COUTEAU (LE)
Pardon, Monsieur le métayer
Si de nuit je dérange
Mais je voudrais bien sommeiller
Au fond de votre grange
Mon pauvre ami, la grange est pleine
Du blé de la moisson
Donne-toi plutôt la peine
D'entrer dans la maison
Mon bon Monsieur, je suis trop gueux
Quel gâchis vous ferais-je
Je suis pieds nus, sale et boueux
Et tout couvert de neige
Mon pauvre ami, quitte bien vite
Tes hardes en lambeaux
Tire-moi ce tricot, de suite
Chausse-moi ces sabots
De tant marcher à l'abandon
J'ai la gorge bien sèche
Mon bon Monsieur, offrez-moi donc
Un grand verre d'eau fraîche
L'eau ne vaut rien lorsqu'on tremble
Le cidre... guère mieux
Mon bon ami, trinquons ensemble
Goûte-moi ce vin vieux
Mon bon Monsieur, on ne m'a rien
Jeté le long des routes
Je voudrais avec votre chien
Partager deux, trois croûtes
Si depuis ce matin tu rôdes
Tu dois être affamé
Voici du pain, des crêpes chaudes
Voici du lard fumé !
Chassez du coin de votre feu
Ce rôdeur qui ne bouge :
Etes-vous « Blanc » ? Etes-vous « Bleu » ?

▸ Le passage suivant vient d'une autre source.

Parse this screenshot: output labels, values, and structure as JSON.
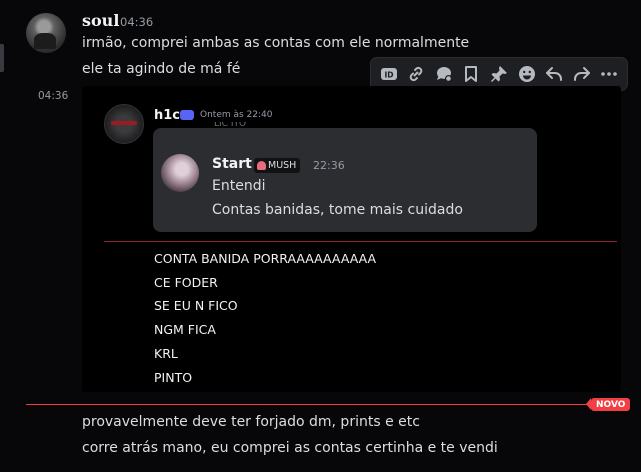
{
  "author": {
    "username": "soul",
    "timestamp": "04:36",
    "side_timestamp": "04:36"
  },
  "messages_top": [
    "irmão, comprei ambas as contas com ele normalmente",
    "ele ta agindo de má fé"
  ],
  "toolbar": {
    "icons": [
      "id-icon",
      "link-icon",
      "thread-icon",
      "bookmark-icon",
      "pin-icon",
      "emoji-icon",
      "reply-icon",
      "forward-icon",
      "more-icon"
    ]
  },
  "embedded": {
    "author": "h1c",
    "timestamp": "Ontem às 22:40",
    "clipped_text": "LIC ITO",
    "quote": {
      "author": "Start",
      "tag": "MUSH",
      "timestamp": "22:36",
      "lines": [
        "Entendi",
        "Contas banidas, tome mais cuidado"
      ]
    },
    "messages": [
      "CONTA BANIDA PORRAAAAAAAAAA",
      "CE FODER",
      "SE EU N FICO",
      "NGM FICA",
      "KRL",
      "PINTO"
    ]
  },
  "new_divider": {
    "label": "NOVO",
    "color": "#f23f43"
  },
  "messages_bottom": [
    "provavelmente deve ter forjado dm, prints e etc",
    "corre atrás mano, eu comprei as contas certinha e te vendi"
  ]
}
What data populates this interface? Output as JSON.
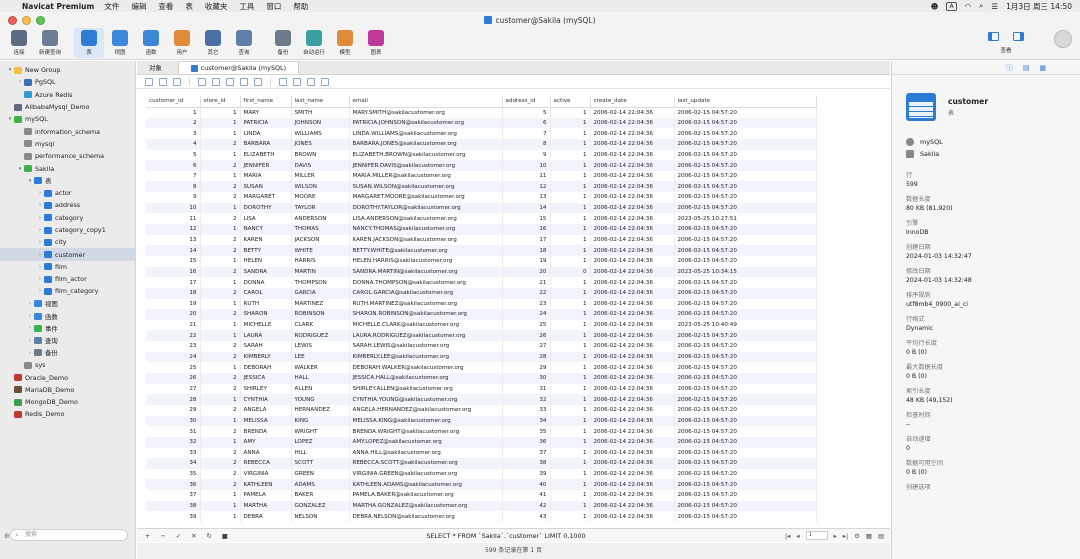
{
  "menubar": {
    "app": "Navicat Premium",
    "menus": [
      "文件",
      "编辑",
      "查看",
      "表",
      "收藏夹",
      "工具",
      "窗口",
      "帮助"
    ],
    "ime": "A",
    "datetime": "1月3日 周三 14:50"
  },
  "window": {
    "title": "customer@Sakila (mySQL)"
  },
  "toolbar": {
    "tools": [
      {
        "label": "连接",
        "icon": "connect-icon",
        "color": "#5a6b82"
      },
      {
        "label": "新建查询",
        "icon": "new-query-icon",
        "color": "#6b7c93"
      },
      {
        "label": "表",
        "icon": "table-icon",
        "color": "#2e7bd6",
        "active": true
      },
      {
        "label": "视图",
        "icon": "view-icon",
        "color": "#3b86d8"
      },
      {
        "label": "函数",
        "icon": "function-icon",
        "color": "#3b86d8"
      },
      {
        "label": "用户",
        "icon": "user-icon",
        "color": "#e08a3c"
      },
      {
        "label": "其它",
        "icon": "tools-icon",
        "color": "#4a6fa5"
      },
      {
        "label": "查询",
        "icon": "query-icon",
        "color": "#5f7fa8"
      },
      {
        "label": "备份",
        "icon": "backup-icon",
        "color": "#6c7a8a"
      },
      {
        "label": "自动运行",
        "icon": "robot-icon",
        "color": "#3aa0a0"
      },
      {
        "label": "模型",
        "icon": "model-icon",
        "color": "#e08a3c"
      },
      {
        "label": "图表",
        "icon": "chart-icon",
        "color": "#c0399a"
      }
    ],
    "view_label": "查看"
  },
  "sidebar": {
    "search_placeholder": "搜索",
    "nodes": [
      {
        "label": "New Group",
        "level": 0,
        "arrow": "▾",
        "color": "#f0c040"
      },
      {
        "label": "PgSQL",
        "level": 1,
        "arrow": "›",
        "color": "#3b6fb6"
      },
      {
        "label": "Azure Redis",
        "level": 1,
        "arrow": "",
        "color": "#2f9bd6"
      },
      {
        "label": "AlibabaMysql_Demo",
        "level": 0,
        "arrow": "",
        "color": "#5b6b7b"
      },
      {
        "label": "mySQL",
        "level": 0,
        "arrow": "▾",
        "color": "#3bb34a"
      },
      {
        "label": "information_schema",
        "level": 1,
        "arrow": "",
        "color": "#8a8a8a"
      },
      {
        "label": "mysql",
        "level": 1,
        "arrow": "",
        "color": "#8a8a8a"
      },
      {
        "label": "performance_schema",
        "level": 1,
        "arrow": "",
        "color": "#8a8a8a"
      },
      {
        "label": "Sakila",
        "level": 1,
        "arrow": "▾",
        "color": "#3bb34a"
      },
      {
        "label": "表",
        "level": 2,
        "arrow": "▾",
        "color": "#2e7bd6"
      },
      {
        "label": "actor",
        "level": 3,
        "arrow": "›",
        "color": "#2e7bd6"
      },
      {
        "label": "address",
        "level": 3,
        "arrow": "›",
        "color": "#2e7bd6"
      },
      {
        "label": "category",
        "level": 3,
        "arrow": "›",
        "color": "#2e7bd6"
      },
      {
        "label": "category_copy1",
        "level": 3,
        "arrow": "›",
        "color": "#2e7bd6"
      },
      {
        "label": "city",
        "level": 3,
        "arrow": "›",
        "color": "#2e7bd6"
      },
      {
        "label": "customer",
        "level": 3,
        "arrow": "›",
        "color": "#2e7bd6",
        "selected": true
      },
      {
        "label": "film",
        "level": 3,
        "arrow": "›",
        "color": "#2e7bd6"
      },
      {
        "label": "film_actor",
        "level": 3,
        "arrow": "›",
        "color": "#2e7bd6"
      },
      {
        "label": "film_category",
        "level": 3,
        "arrow": "›",
        "color": "#2e7bd6"
      },
      {
        "label": "视图",
        "level": 2,
        "arrow": "›",
        "color": "#3b86d8"
      },
      {
        "label": "函数",
        "level": 2,
        "arrow": "›",
        "color": "#3b86d8"
      },
      {
        "label": "事件",
        "level": 2,
        "arrow": "›",
        "color": "#3bb34a"
      },
      {
        "label": "查询",
        "level": 2,
        "arrow": "›",
        "color": "#5f7fa8"
      },
      {
        "label": "备份",
        "level": 2,
        "arrow": "›",
        "color": "#6c7a8a"
      },
      {
        "label": "sys",
        "level": 1,
        "arrow": "",
        "color": "#8a8a8a"
      },
      {
        "label": "Oracle_Demo",
        "level": 0,
        "arrow": "",
        "color": "#c0392b"
      },
      {
        "label": "MariaDB_Demo",
        "level": 0,
        "arrow": "",
        "color": "#6b4f3b"
      },
      {
        "label": "MongoDB_Demo",
        "level": 0,
        "arrow": "",
        "color": "#3aa04a"
      },
      {
        "label": "Redis_Demo",
        "level": 0,
        "arrow": "",
        "color": "#c0392b"
      }
    ]
  },
  "tabs": [
    {
      "label": "对象",
      "active": false
    },
    {
      "label": "customer@Sakila (mySQL)",
      "active": true
    }
  ],
  "grid": {
    "columns": [
      "customer_id",
      "store_id",
      "first_name",
      "last_name",
      "email",
      "address_id",
      "active",
      "create_date",
      "last_update"
    ],
    "rows": [
      [
        "1",
        "1",
        "MARY",
        "SMITH",
        "MARY.SMITH@sakilacustomer.org",
        "5",
        "1",
        "2006-02-14 22:04:36",
        "2006-02-15 04:57:20"
      ],
      [
        "2",
        "1",
        "PATRICIA",
        "JOHNSON",
        "PATRICIA.JOHNSON@sakilacustomer.org",
        "6",
        "1",
        "2006-02-14 22:04:36",
        "2006-02-15 04:57:20"
      ],
      [
        "3",
        "1",
        "LINDA",
        "WILLIAMS",
        "LINDA.WILLIAMS@sakilacustomer.org",
        "7",
        "1",
        "2006-02-14 22:04:36",
        "2006-02-15 04:57:20"
      ],
      [
        "4",
        "2",
        "BARBARA",
        "JONES",
        "BARBARA.JONES@sakilacustomer.org",
        "8",
        "1",
        "2006-02-14 22:04:36",
        "2006-02-15 04:57:20"
      ],
      [
        "5",
        "1",
        "ELIZABETH",
        "BROWN",
        "ELIZABETH.BROWN@sakilacustomer.org",
        "9",
        "1",
        "2006-02-14 22:04:36",
        "2006-02-15 04:57:20"
      ],
      [
        "6",
        "2",
        "JENNIFER",
        "DAVIS",
        "JENNIFER.DAVIS@sakilacustomer.org",
        "10",
        "1",
        "2006-02-14 22:04:36",
        "2006-02-15 04:57:20"
      ],
      [
        "7",
        "1",
        "MARIA",
        "MILLER",
        "MARIA.MILLER@sakilacustomer.org",
        "11",
        "1",
        "2006-02-14 22:04:36",
        "2006-02-15 04:57:20"
      ],
      [
        "8",
        "2",
        "SUSAN",
        "WILSON",
        "SUSAN.WILSON@sakilacustomer.org",
        "12",
        "1",
        "2006-02-14 22:04:36",
        "2006-02-15 04:57:20"
      ],
      [
        "9",
        "2",
        "MARGARET",
        "MOORE",
        "MARGARET.MOORE@sakilacustomer.org",
        "13",
        "1",
        "2006-02-14 22:04:36",
        "2006-02-15 04:57:20"
      ],
      [
        "10",
        "1",
        "DOROTHY",
        "TAYLOR",
        "DOROTHY.TAYLOR@sakilacustomer.org",
        "14",
        "1",
        "2006-02-14 22:04:36",
        "2006-02-15 04:57:20"
      ],
      [
        "11",
        "2",
        "LISA",
        "ANDERSON",
        "LISA.ANDERSON@sakilacustomer.org",
        "15",
        "1",
        "2006-02-14 22:04:36",
        "2023-05-25 10:27:51"
      ],
      [
        "12",
        "1",
        "NANCY",
        "THOMAS",
        "NANCY.THOMAS@sakilacustomer.org",
        "16",
        "1",
        "2006-02-14 22:04:36",
        "2006-02-15 04:57:20"
      ],
      [
        "13",
        "2",
        "KAREN",
        "JACKSON",
        "KAREN.JACKSON@sakilacustomer.org",
        "17",
        "1",
        "2006-02-14 22:04:36",
        "2006-02-15 04:57:20"
      ],
      [
        "14",
        "2",
        "BETTY",
        "WHITE",
        "BETTY.WHITE@sakilacustomer.org",
        "18",
        "1",
        "2006-02-14 22:04:36",
        "2006-02-15 04:57:20"
      ],
      [
        "15",
        "1",
        "HELEN",
        "HARRIS",
        "HELEN.HARRIS@sakilacustomer.org",
        "19",
        "1",
        "2006-02-14 22:04:36",
        "2006-02-15 04:57:20"
      ],
      [
        "16",
        "2",
        "SANDRA",
        "MARTIN",
        "SANDRA.MARTIN@sakilacustomer.org",
        "20",
        "0",
        "2006-02-14 22:04:36",
        "2023-05-25 10:34:15"
      ],
      [
        "17",
        "1",
        "DONNA",
        "THOMPSON",
        "DONNA.THOMPSON@sakilacustomer.org",
        "21",
        "1",
        "2006-02-14 22:04:36",
        "2006-02-15 04:57:20"
      ],
      [
        "18",
        "2",
        "CAROL",
        "GARCIA",
        "CAROL.GARCIA@sakilacustomer.org",
        "22",
        "1",
        "2006-02-14 22:04:36",
        "2006-02-15 04:57:20"
      ],
      [
        "19",
        "1",
        "RUTH",
        "MARTINEZ",
        "RUTH.MARTINEZ@sakilacustomer.org",
        "23",
        "1",
        "2006-02-14 22:04:36",
        "2006-02-15 04:57:20"
      ],
      [
        "20",
        "2",
        "SHARON",
        "ROBINSON",
        "SHARON.ROBINSON@sakilacustomer.org",
        "24",
        "1",
        "2006-02-14 22:04:36",
        "2006-02-15 04:57:20"
      ],
      [
        "21",
        "1",
        "MICHELLE",
        "CLARK",
        "MICHELLE.CLARK@sakilacustomer.org",
        "25",
        "1",
        "2006-02-14 22:04:36",
        "2023-05-25 10:40:49"
      ],
      [
        "22",
        "1",
        "LAURA",
        "RODRIGUEZ",
        "LAURA.RODRIGUEZ@sakilacustomer.org",
        "26",
        "1",
        "2006-02-14 22:04:36",
        "2006-02-15 04:57:20"
      ],
      [
        "23",
        "2",
        "SARAH",
        "LEWIS",
        "SARAH.LEWIS@sakilacustomer.org",
        "27",
        "1",
        "2006-02-14 22:04:36",
        "2006-02-15 04:57:20"
      ],
      [
        "24",
        "2",
        "KIMBERLY",
        "LEE",
        "KIMBERLY.LEE@sakilacustomer.org",
        "28",
        "1",
        "2006-02-14 22:04:36",
        "2006-02-15 04:57:20"
      ],
      [
        "25",
        "1",
        "DEBORAH",
        "WALKER",
        "DEBORAH.WALKER@sakilacustomer.org",
        "29",
        "1",
        "2006-02-14 22:04:36",
        "2006-02-15 04:57:20"
      ],
      [
        "26",
        "2",
        "JESSICA",
        "HALL",
        "JESSICA.HALL@sakilacustomer.org",
        "30",
        "1",
        "2006-02-14 22:04:36",
        "2006-02-15 04:57:20"
      ],
      [
        "27",
        "2",
        "SHIRLEY",
        "ALLEN",
        "SHIRLEY.ALLEN@sakilacustomer.org",
        "31",
        "1",
        "2006-02-14 22:04:36",
        "2006-02-15 04:57:20"
      ],
      [
        "28",
        "1",
        "CYNTHIA",
        "YOUNG",
        "CYNTHIA.YOUNG@sakilacustomer.org",
        "32",
        "1",
        "2006-02-14 22:04:36",
        "2006-02-15 04:57:20"
      ],
      [
        "29",
        "2",
        "ANGELA",
        "HERNANDEZ",
        "ANGELA.HERNANDEZ@sakilacustomer.org",
        "33",
        "1",
        "2006-02-14 22:04:36",
        "2006-02-15 04:57:20"
      ],
      [
        "30",
        "1",
        "MELISSA",
        "KING",
        "MELISSA.KING@sakilacustomer.org",
        "34",
        "1",
        "2006-02-14 22:04:36",
        "2006-02-15 04:57:20"
      ],
      [
        "31",
        "2",
        "BRENDA",
        "WRIGHT",
        "BRENDA.WRIGHT@sakilacustomer.org",
        "35",
        "1",
        "2006-02-14 22:04:36",
        "2006-02-15 04:57:20"
      ],
      [
        "32",
        "1",
        "AMY",
        "LOPEZ",
        "AMY.LOPEZ@sakilacustomer.org",
        "36",
        "1",
        "2006-02-14 22:04:36",
        "2006-02-15 04:57:20"
      ],
      [
        "33",
        "2",
        "ANNA",
        "HILL",
        "ANNA.HILL@sakilacustomer.org",
        "37",
        "1",
        "2006-02-14 22:04:36",
        "2006-02-15 04:57:20"
      ],
      [
        "34",
        "2",
        "REBECCA",
        "SCOTT",
        "REBECCA.SCOTT@sakilacustomer.org",
        "38",
        "1",
        "2006-02-14 22:04:36",
        "2006-02-15 04:57:20"
      ],
      [
        "35",
        "2",
        "VIRGINIA",
        "GREEN",
        "VIRGINIA.GREEN@sakilacustomer.org",
        "39",
        "1",
        "2006-02-14 22:04:36",
        "2006-02-15 04:57:20"
      ],
      [
        "36",
        "2",
        "KATHLEEN",
        "ADAMS",
        "KATHLEEN.ADAMS@sakilacustomer.org",
        "40",
        "1",
        "2006-02-14 22:04:36",
        "2006-02-15 04:57:20"
      ],
      [
        "37",
        "1",
        "PAMELA",
        "BAKER",
        "PAMELA.BAKER@sakilacustomer.org",
        "41",
        "1",
        "2006-02-14 22:04:36",
        "2006-02-15 04:57:20"
      ],
      [
        "38",
        "1",
        "MARTHA",
        "GONZALEZ",
        "MARTHA.GONZALEZ@sakilacustomer.org",
        "42",
        "1",
        "2006-02-14 22:04:36",
        "2006-02-15 04:57:20"
      ],
      [
        "39",
        "1",
        "DEBRA",
        "NELSON",
        "DEBRA.NELSON@sakilacustomer.org",
        "43",
        "1",
        "2006-02-14 22:04:36",
        "2006-02-15 04:57:20"
      ]
    ]
  },
  "statusbar": {
    "sql": "SELECT * FROM `Sakila`.`customer` LIMIT 0,1000",
    "page": "1",
    "record_info": "599 条记录在第 1 页"
  },
  "panel": {
    "object_name": "customer",
    "object_type": "表",
    "connection": "mySQL",
    "database": "Sakila",
    "props": [
      {
        "k": "行",
        "v": "599"
      },
      {
        "k": "数据长度",
        "v": "80 KB (81,920)"
      },
      {
        "k": "引擎",
        "v": "InnoDB"
      },
      {
        "k": "创建日期",
        "v": "2024-01-03 14:32:47"
      },
      {
        "k": "修改日期",
        "v": "2024-01-03 14:32:48"
      },
      {
        "k": "排序规则",
        "v": "utf8mb4_0900_ai_ci"
      },
      {
        "k": "行格式",
        "v": "Dynamic"
      },
      {
        "k": "平均行长度",
        "v": "0 B (0)"
      },
      {
        "k": "最大数据长度",
        "v": "0 B (0)"
      },
      {
        "k": "索引长度",
        "v": "48 KB (49,152)"
      },
      {
        "k": "检查时间",
        "v": "--"
      },
      {
        "k": "自动递增",
        "v": "0"
      },
      {
        "k": "数据可用空间",
        "v": "0 B (0)"
      },
      {
        "k": "创建选项",
        "v": ""
      }
    ]
  },
  "colors": {
    "accent": "#2e7bd6",
    "row_alt": "#f1f5fb",
    "sidebar_bg": "#ebebeb"
  }
}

Moi, je suis plutôt « Rouge »
Qu'importent ces mots : République
Commune ou Royauté
Ne mêlons pas la Politique
Avec la charité
Puis, le métayer s'endormit
La minuit étant proche...
Alors, le vagabond sortit
Son couteau de sa poche
L'ouvrit, le fit luire à la flamme
Puis, se dressant soudain
Il planta sa terrible lame
Dans... la miche de pain
Au matin jour le gueux s'en fut
Sans vouloir rien entendre...
Oubliant son couteau pointu
Au milieu du pain tendre
Vous dormirez en paix, ô riches
Vous et vos capitaux
Tant que les gueux auront des miches
Où planter leurs couteaux !!!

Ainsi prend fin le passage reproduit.